Division of Pediatric Hematology-Oncology, Mayo Clinic, Rochester, Minnesota 55905, USA.
Pediatr Blood Cancer. 2011 Feb;56(2):307-10. doi: 10.1002/pbc.22810.
Histiocytic sarcoma (HS) is a rare malignancy of tissue histiocytes with a dismal prognosis. We report a 4-year-old male who developed HS during maintenance chemotherapy for precursor B-cell acute lymphoblastic leukemia (pre-B ALL). Both tumors showed identical clonal immunoglobulin and T-cell receptor gene re-arrangement patterns, as well as homozygous deletion of the CDKN2A gene encoding p16(INK4A). These data suggest a clonal relationship between the two neoplasms despite their distinct lineages. Since CDKN2A deletion predisposes to development of HS in experimental models, the cytogenetic features of the patient's pre-B ALL may have predisposed to this change in lineage.
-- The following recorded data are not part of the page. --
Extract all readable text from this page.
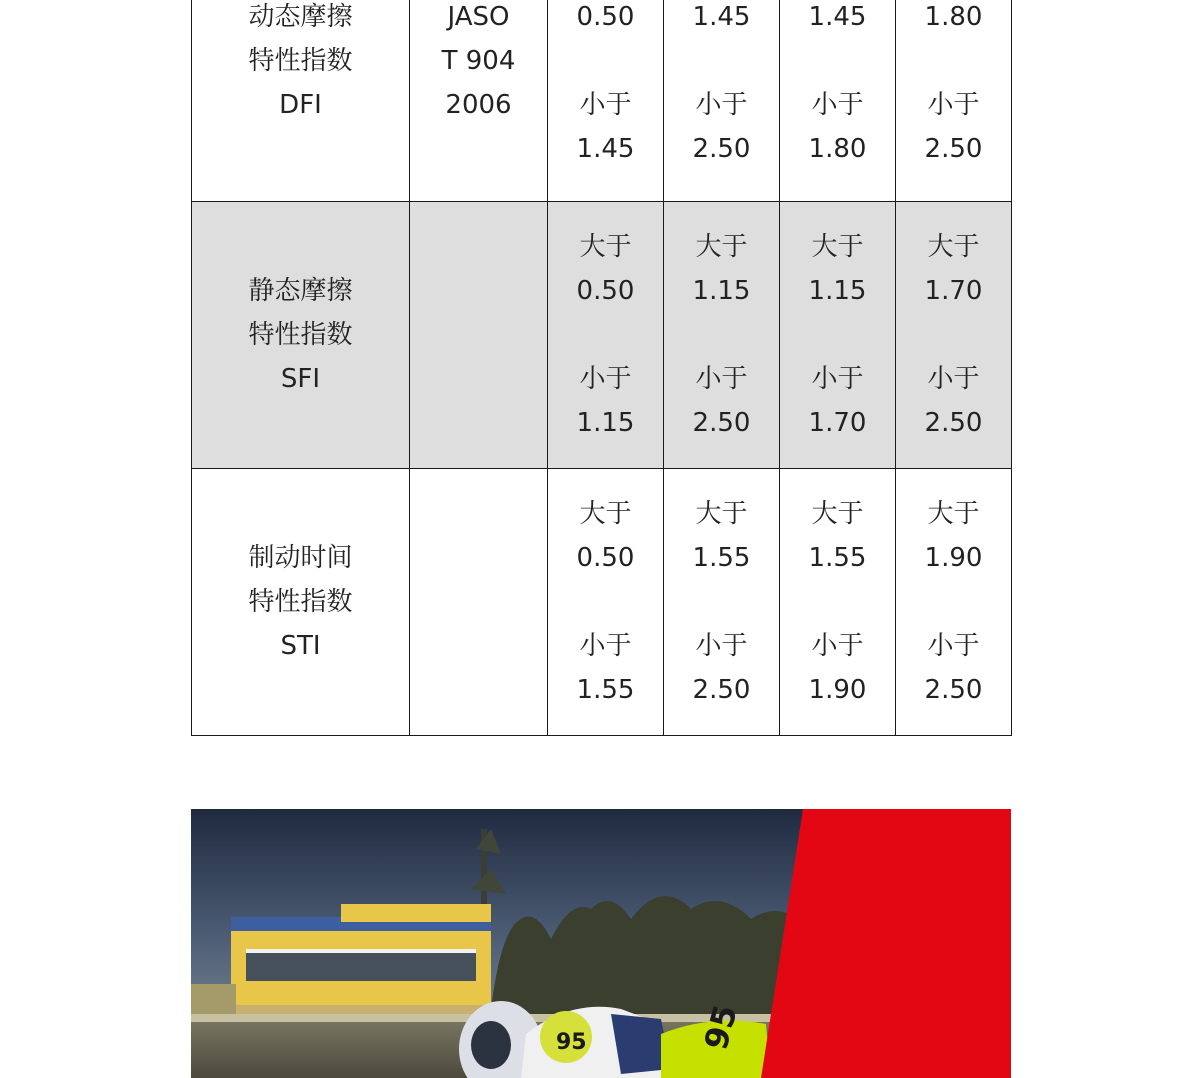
动态摩擦
特性指数
DFI	JASO
T 904
2006	0.50
小于
1.45	1.45
小于
2.50	1.45
小于
1.80	1.80
小于
2.50

静态摩擦
特性指数
SFI		大于
0.50
小于
1.15	大于
1.15
小于
2.50	大于
1.15
小于
1.70	大于
1.70
小于
2.50

制动时间
特性指数
STI		大于
0.50
小于
1.55	大于
1.55
小于
2.50	大于
1.55
小于
1.90	大于
1.90
小于
2.50
95
95
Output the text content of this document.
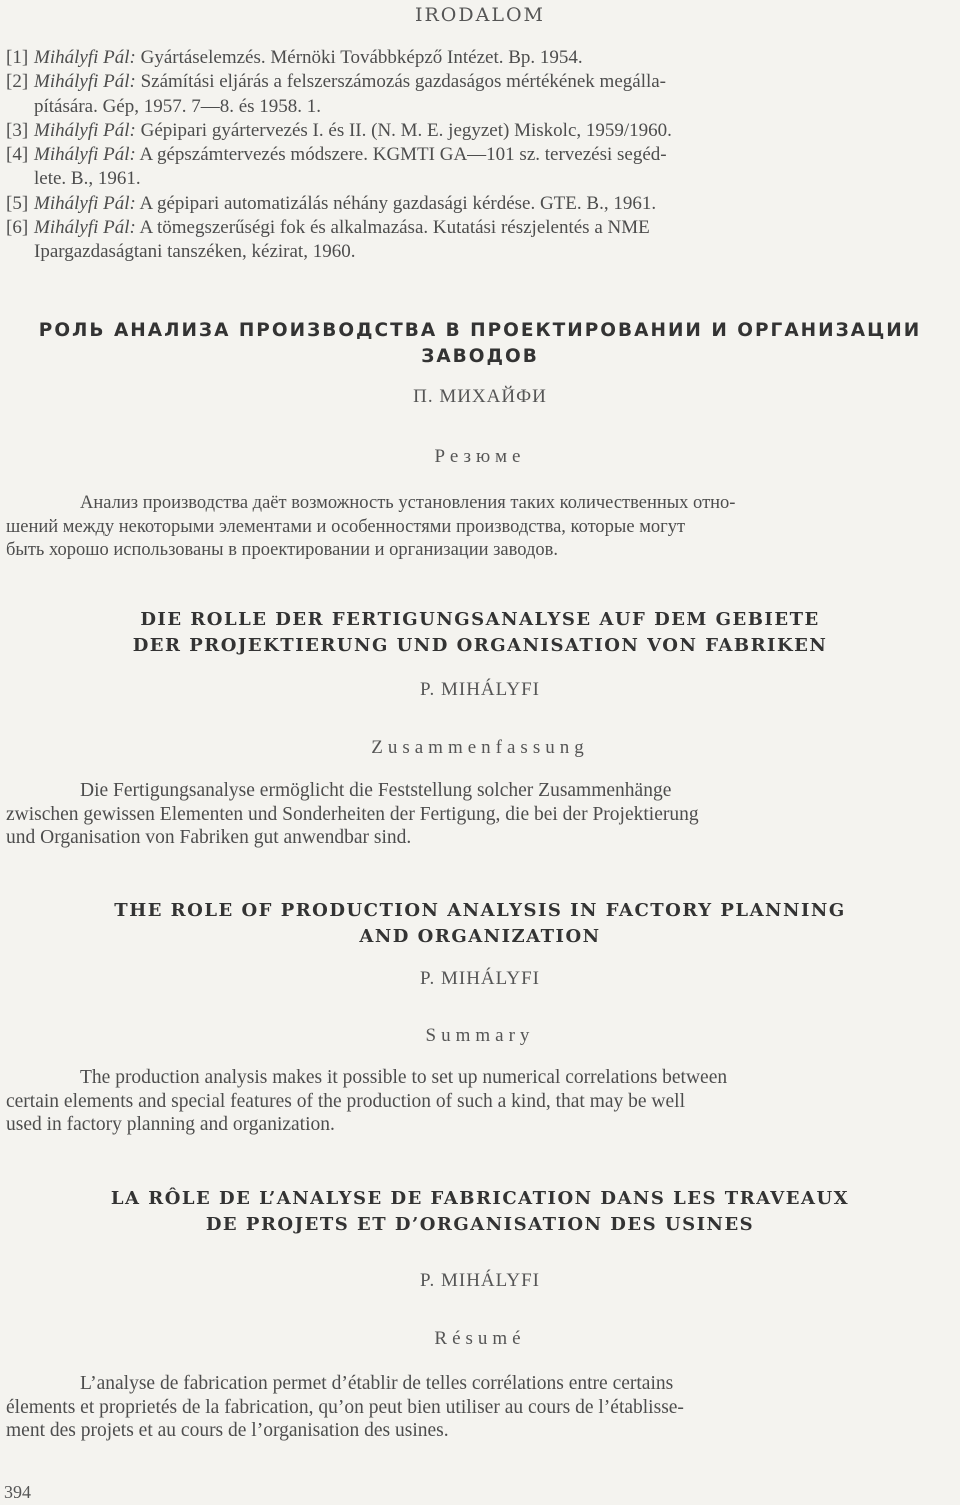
IRODALOM
[1] Mihályfi Pál: Gyártáselemzés. Mérnöki Továbbképző Intézet. Bp. 1954.
[2] Mihályfi Pál: Számítási eljárás a felszerszámozás gazdaságos mértékének megálla-
pítására. Gép, 1957. 7—8. és 1958. 1.
[3] Mihályfi Pál: Gépipari gyártervezés I. és II. (N. M. E. jegyzet) Miskolc, 1959/1960.
[4] Mihályfi Pál: A gépszámtervezés módszere. KGMTI GA—101 sz. tervezési segéd-
lete. B., 1961.
[5] Mihályfi Pál: A gépipari automatizálás néhány gazdasági kérdése. GTE. B., 1961.
[6] Mihályfi Pál: A tömegszerűségi fok és alkalmazása. Kutatási részjelentés a NME
Ipargazdaságtani tanszéken, kézirat, 1960.
РОЛЬ АНАЛИЗА ПРОИЗВОДСТВА В ПРОЕКТИРОВАНИИ И ОРГАНИЗАЦИИ
ЗАВОДОВ
П. МИХАЙФИ
Резюме
Анализ производства даёт возможность установления таких количественных отно-
шений между некоторыми элементами и особенностями производства, которые могут
быть хорошо использованы в проектировании и организации заводов.
DIE ROLLE DER FERTIGUNGSANALYSE AUF DEM GEBIETE
DER PROJEKTIERUNG UND ORGANISATION VON FABRIKEN
P. MIHÁLYFI
Zusammenfassung
Die Fertigungsanalyse ermöglicht die Feststellung solcher Zusammenhänge
zwischen gewissen Elementen und Sonderheiten der Fertigung, die bei der Projektierung
und Organisation von Fabriken gut anwendbar sind.
THE ROLE OF PRODUCTION ANALYSIS IN FACTORY PLANNING
AND ORGANIZATION
P. MIHÁLYFI
Summary
The production analysis makes it possible to set up numerical correlations between
certain elements and special features of the production of such a kind, that may be well
used in factory planning and organization.
LA RÔLE DE L’ANALYSE DE FABRICATION DANS LES TRAVEAUX
DE PROJETS ET D’ORGANISATION DES USINES
P. MIHÁLYFI
Résumé
L’analyse de fabrication permet d’établir de telles corrélations entre certains
élements et proprietés de la fabrication, qu’on peut bien utiliser au cours de l’établisse-
ment des projets et au cours de l’organisation des usines.
394
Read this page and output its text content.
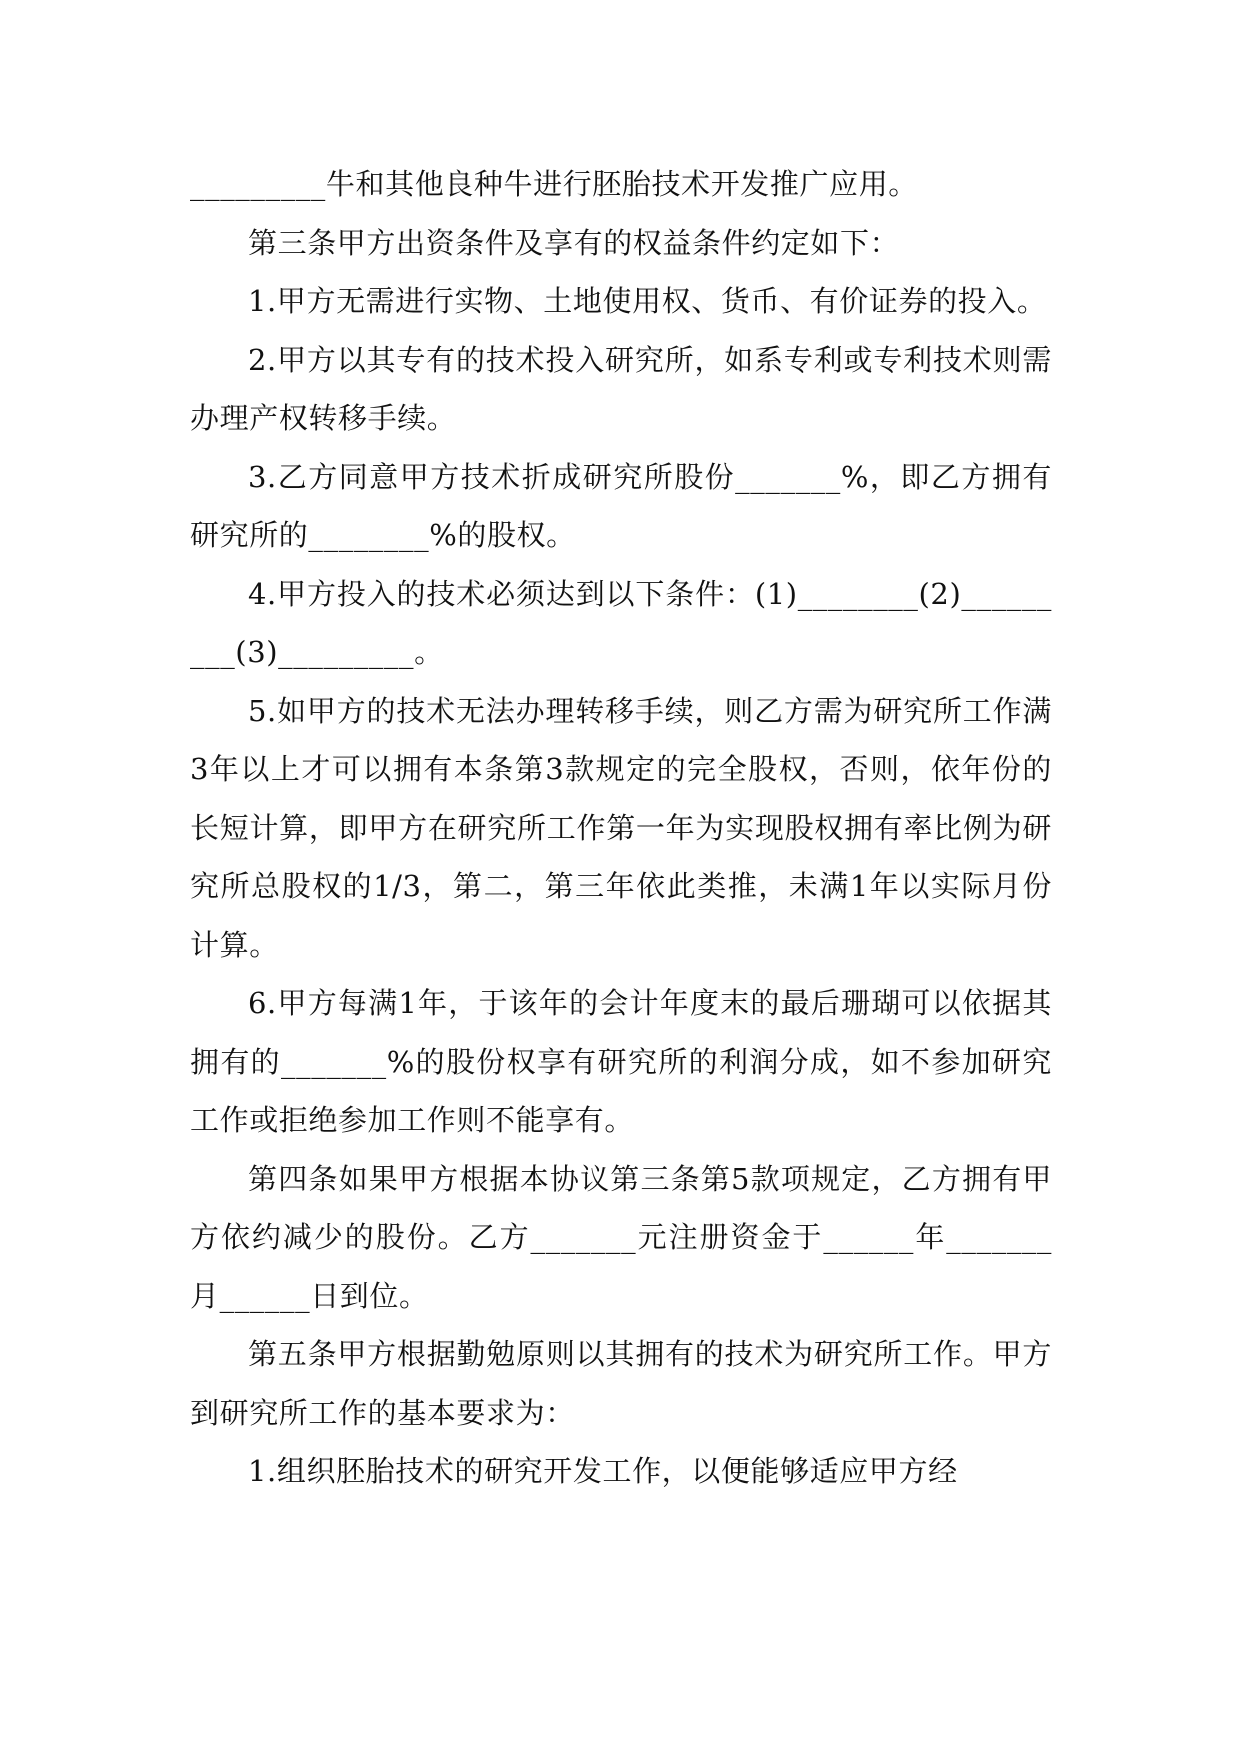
_________牛和其他良种牛进行胚胎技术开发推广应用。

第三条甲方出资条件及享有的权益条件约定如下：

1.甲方无需进行实物、土地使用权、货币、有价证券的投入。

2.甲方以其专有的技术投入研究所，如系专利或专利技术则需办理产权转移手续。

3.乙方同意甲方技术折成研究所股份_______%，即乙方拥有研究所的________%的股权。

4.甲方投入的技术必须达到以下条件：(1)________(2)_________(3)_________。

5.如甲方的技术无法办理转移手续，则乙方需为研究所工作满3年以上才可以拥有本条第3款规定的完全股权，否则，依年份的长短计算，即甲方在研究所工作第一年为实现股权拥有率比例为研究所总股权的1/3，第二，第三年依此类推，未满1年以实际月份计算。

6.甲方每满1年，于该年的会计年度末的最后珊瑚可以依据其拥有的_______%的股份权享有研究所的利润分成，如不参加研究工作或拒绝参加工作则不能享有。

第四条如果甲方根据本协议第三条第5款项规定，乙方拥有甲方依约减少的股份。乙方_______元注册资金于______年_______月______日到位。

第五条甲方根据勤勉原则以其拥有的技术为研究所工作。甲方到研究所工作的基本要求为：

1.组织胚胎技术的研究开发工作，以便能够适应甲方经
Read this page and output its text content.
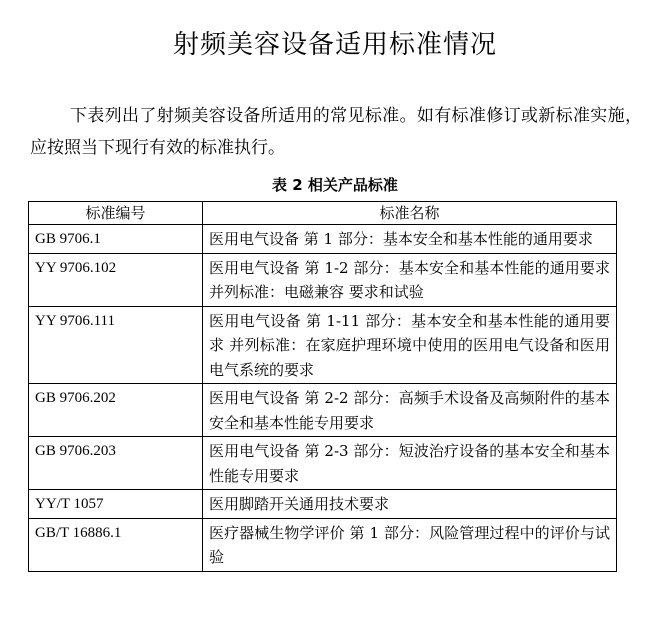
射频美容设备适用标准情况
下表列出了射频美容设备所适用的常见标准。如有标准修订或新标准实施，应按照当下现行有效的标准执行。
表 2 相关产品标准
标准编号	标准名称
GB 9706.1	医用电气设备 第 1 部分：基本安全和基本性能的通用要求
YY 9706.102	医用电气设备 第 1-2 部分：基本安全和基本性能的通用要求 并列标准：电磁兼容 要求和试验
YY 9706.111	医用电气设备 第 1-11 部分：基本安全和基本性能的通用要求 并列标准：在家庭护理环境中使用的医用电气设备和医用电气系统的要求
GB 9706.202	医用电气设备 第 2-2 部分：高频手术设备及高频附件的基本安全和基本性能专用要求
GB 9706.203	医用电气设备 第 2-3 部分：短波治疗设备的基本安全和基本性能专用要求
YY/T 1057	医用脚踏开关通用技术要求
GB/T 16886.1	医疗器械生物学评价 第 1 部分：风险管理过程中的评价与试验
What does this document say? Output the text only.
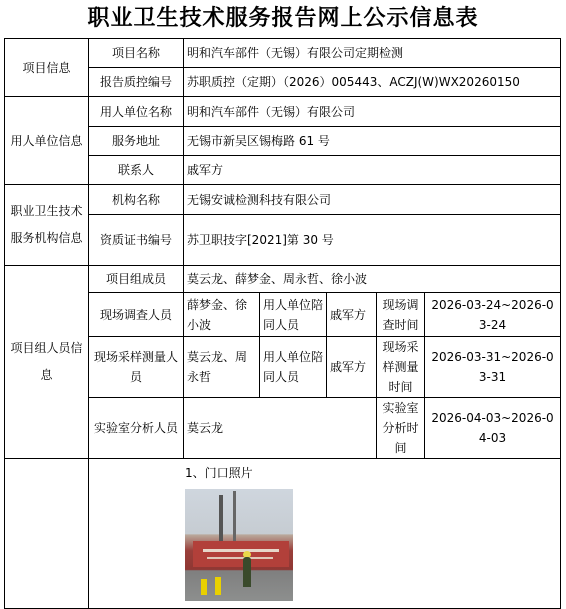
职业卫生技术服务报告网上公示信息表
项目信息	项目名称	明和汽车部件（无锡）有限公司定期检测				
	报告质控编号	苏职质控（定期）（2026）005443、ACZJ(W)WX20260150				
用人单位信息	用人单位名称	明和汽车部件（无锡）有限公司				
	服务地址	无锡市新吴区锡梅路 61 号				
	联系人	戚军方				
职业卫生技术服务机构信息	机构名称	无锡安诚检测科技有限公司				
	资质证书编号	苏卫职技字[2021]第 30 号				
项目组人员信息	项目组成员	莫云龙、薛梦金、周永哲、徐小波				
	现场调查人员	薛梦金、徐小波	用人单位陪同人员	戚军方	现场调查时间	2026-03-24~2026-03-24
	现场采样测量人员	莫云龙、周永哲	用人单位陪同人员	戚军方	现场采样测量时间	2026-03-31~2026-03-31
	实验室分析人员	莫云龙			实验室分析时间	2026-04-03~2026-04-03

	1、门口照片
组织细胞肉瘤(HS)是一种组织细胞的罕见恶性肿瘤,预后较差。我们报告了一例 4 岁男性,在接受前体 B 细胞急性淋巴细胞白血病(pre-B ALL)维持化疗期间发生 HS。两个肿瘤均表现出相同的克隆免疫球蛋白和 T 细胞受体基因重排模式,以及 CDKN2A 基因(编码 p16(INK4A))的纯合缺失。这些数据表明尽管两种肿瘤的谱系不同,但它们之间存在克隆关系。由于 CDKN2A 缺失易导致实验模型中发生 HS,因此患者 pre-B ALL 的细胞遗传学特征可能易导致这种谱系改变。